So, if you plan to do RAID, beware Scsiport. If any of your hardware can be assembled into a EMT64 clean machine, you can do WinXP Pro x64, but otherwise, to get Storport, Win2K3 is your only option. I agree with other posters that Win2K3 isn't an ideal desktop O/S, but if fast is what you are going for, and your processor/MB combination is 32 bit hardware, you may still want to choose it, if RAID is part of your plan, and "fast" is in your head...

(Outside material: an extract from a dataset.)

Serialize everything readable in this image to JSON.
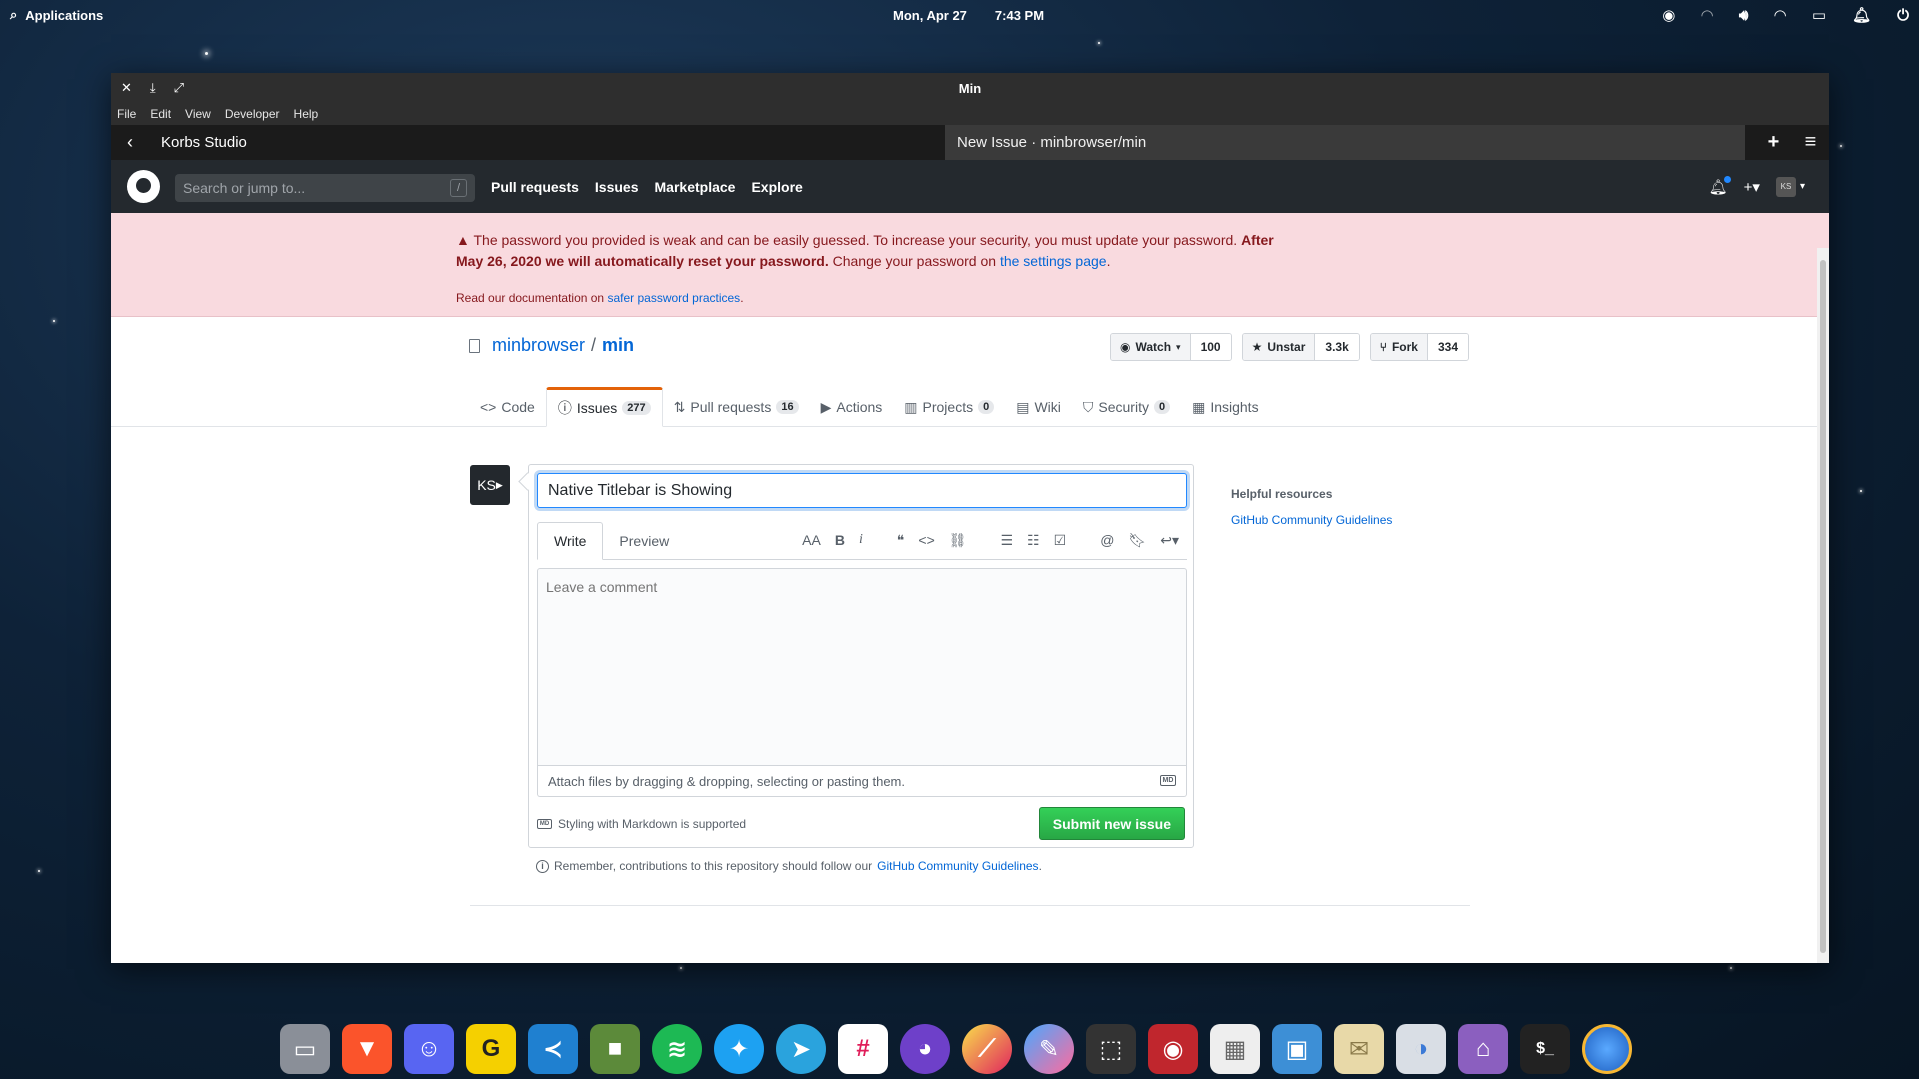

posted by paulsc at 4:40 PM on February 6, 2006


You can install IIS on XP. XP Pro at least. Doubtful for Home. If you're just doing Web design and not Web programming, it really doesn't matter what server you use. Use XAMPP instead and make sure you're firewalled. (XAMPP is good since it's easy to set up and bad because it includes everything and the kitchen sink, including an FTP server and mail server.) I would use 2003 instead of XP Home just because I don't like Home. But it really doesn't matter in your case - 2003 would probably be a lot more of a pain in the ass to set up (you'd have to enable a few services to get it to function like a regular desktop) and Home is crippled in ways you probably don't care about (like, no Active Directory/domain logins).
posted by mrg at 4:49 PM on February 6, 2006


I use Server 2003 as my primary OS. I used this tutorial to set it up as a workstation. Rarely, I run into software I can't run on Server 2003... like IE7 beta. My machine is nothing flash hardware-wise either.